Vector doesn't live long enough until I clone it

Question

I don't understand why v doesn't live long enough in snippet (2), but it works in the other cases. If I don't need to clone the variable in (1), why do I need to clone it to get the second case to work?

fn main() {
    // (1)
    let v = make_vec().unwrap();
    let m = v.last();

    // (2) v doesn't live long enough!
    let m = make_vec()
        .and_then(|v| v.last());

    // (3) Fixed!
    let m = make_vec()
        .and_then(|v| v.last().cloned());
}

fn make_vec() -> Option<Vec<u32>> {
    Some(vec![1, 2, 3])
}

Answer 1

In the first case, ownership of the Option passes from make_vec to the unwrap call. unwrap consumes the Option and returns the Vec, whose ownership passes to the variable v. The call to last returns a reference into v.

In the second case, ownership of the Option passes from make_vec to the call to and_then. and_then consumes the Option, and passes ownership of the Vec to the closure. The call to last in the closure returns a reference into the Vec. Since the closure owned the vector but is now finished running, the Vec will be dropped. The reference into the Vec would point to memory that is no longer valid, thus the compilation error.

In the third case, ownership of the Option passes from make_vec to the call to and_then. and_then consumes the Option, and passes ownership of the Vec to the closure. The call to last in the closure returns a reference into the Vec. The referred-to item is cloned, which creates a new item that is distinct from the Vec. When the Vec is dropped after the closure, there are no references into it that could cause a problem.

The types of m differ between your cases. The first and second cases would return a Option<&u32> if they both worked.
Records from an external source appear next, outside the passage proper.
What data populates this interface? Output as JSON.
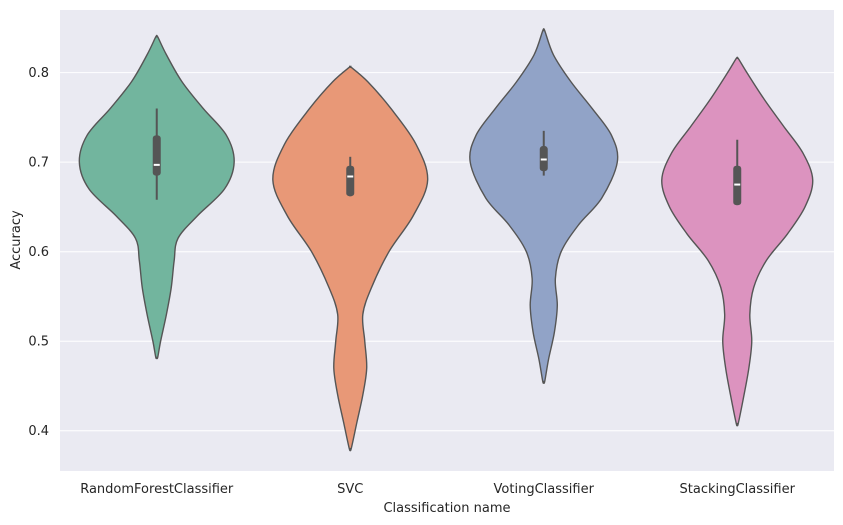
{
  "chart_data": {
    "type": "violin",
    "title": "",
    "xlabel": "Classification name",
    "ylabel": "Accuracy",
    "ylim": [
      0.355,
      0.87
    ],
    "yticks": [
      0.4,
      0.5,
      0.6,
      0.7,
      0.8
    ],
    "grid": true,
    "categories": [
      "RandomForestClassifier",
      "SVC",
      "VotingClassifier",
      "StackingClassifier"
    ],
    "series": [
      {
        "category": "RandomForestClassifier",
        "color": "#72b59e",
        "min": 0.482,
        "max": 0.84,
        "box": {
          "q1": 0.685,
          "median": 0.697,
          "q3": 0.73,
          "whisker_low": 0.658,
          "whisker_high": 0.76
        },
        "density": [
          [
            0.482,
            0.01
          ],
          [
            0.5,
            0.04
          ],
          [
            0.53,
            0.1
          ],
          [
            0.56,
            0.15
          ],
          [
            0.59,
            0.18
          ],
          [
            0.615,
            0.22
          ],
          [
            0.64,
            0.42
          ],
          [
            0.67,
            0.7
          ],
          [
            0.7,
            0.8
          ],
          [
            0.73,
            0.72
          ],
          [
            0.76,
            0.48
          ],
          [
            0.79,
            0.26
          ],
          [
            0.82,
            0.1
          ],
          [
            0.84,
            0.01
          ]
        ]
      },
      {
        "category": "SVC",
        "color": "#e89877",
        "min": 0.38,
        "max": 0.806,
        "box": {
          "q1": 0.662,
          "median": 0.684,
          "q3": 0.696,
          "whisker_low": 0.662,
          "whisker_high": 0.706
        },
        "density": [
          [
            0.38,
            0.01
          ],
          [
            0.41,
            0.07
          ],
          [
            0.44,
            0.13
          ],
          [
            0.47,
            0.17
          ],
          [
            0.5,
            0.15
          ],
          [
            0.53,
            0.13
          ],
          [
            0.56,
            0.22
          ],
          [
            0.6,
            0.4
          ],
          [
            0.64,
            0.65
          ],
          [
            0.68,
            0.8
          ],
          [
            0.72,
            0.68
          ],
          [
            0.76,
            0.42
          ],
          [
            0.79,
            0.18
          ],
          [
            0.806,
            0.01
          ]
        ]
      },
      {
        "category": "VotingClassifier",
        "color": "#91a3c7",
        "min": 0.455,
        "max": 0.847,
        "box": {
          "q1": 0.69,
          "median": 0.703,
          "q3": 0.718,
          "whisker_low": 0.685,
          "whisker_high": 0.735
        },
        "density": [
          [
            0.455,
            0.01
          ],
          [
            0.48,
            0.05
          ],
          [
            0.51,
            0.11
          ],
          [
            0.54,
            0.14
          ],
          [
            0.57,
            0.12
          ],
          [
            0.6,
            0.18
          ],
          [
            0.63,
            0.36
          ],
          [
            0.66,
            0.6
          ],
          [
            0.7,
            0.76
          ],
          [
            0.73,
            0.7
          ],
          [
            0.76,
            0.5
          ],
          [
            0.79,
            0.28
          ],
          [
            0.82,
            0.1
          ],
          [
            0.847,
            0.01
          ]
        ]
      },
      {
        "category": "StackingClassifier",
        "color": "#dc93bf",
        "min": 0.408,
        "max": 0.816,
        "box": {
          "q1": 0.652,
          "median": 0.675,
          "q3": 0.696,
          "whisker_low": 0.652,
          "whisker_high": 0.725
        },
        "density": [
          [
            0.408,
            0.01
          ],
          [
            0.44,
            0.07
          ],
          [
            0.47,
            0.12
          ],
          [
            0.5,
            0.15
          ],
          [
            0.53,
            0.13
          ],
          [
            0.56,
            0.17
          ],
          [
            0.59,
            0.3
          ],
          [
            0.62,
            0.52
          ],
          [
            0.65,
            0.7
          ],
          [
            0.68,
            0.78
          ],
          [
            0.71,
            0.68
          ],
          [
            0.74,
            0.48
          ],
          [
            0.77,
            0.28
          ],
          [
            0.8,
            0.1
          ],
          [
            0.816,
            0.01
          ]
        ]
      }
    ]
  }
}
The third case returns a Option<u32>.

There's a fourth option as well:

let r = make_vec();
let m = r.as_ref().and_then(|v| v.last());

This converts the Option<T> into an Option<&T>. This new Option references the original option and can be consumed by the call to and_then.

There's a fifth option as well! ^_^ If you are just going to throw away the vector, you can be a bit more explicit about the fact that you want to take it anyway:

let m = make_vec().and_then(|v| v.pop());

Does clone here actually copy things in memory or will the compiler optimise it to effectively pass the ownership of the vector element back? Since this was u32s throughout, I was expecting that they would generally be copied instead of referenced.

Optimizing is a tricky thing, and the only true answer is to look at the optimized output. I would assume that anything that is Copy and is "small enough" wouldn't really cause a problem. However, I might look at making my code as semantic as possible in order to help the optimizer. I'd probably try to have the pop variant if that code is what you mean.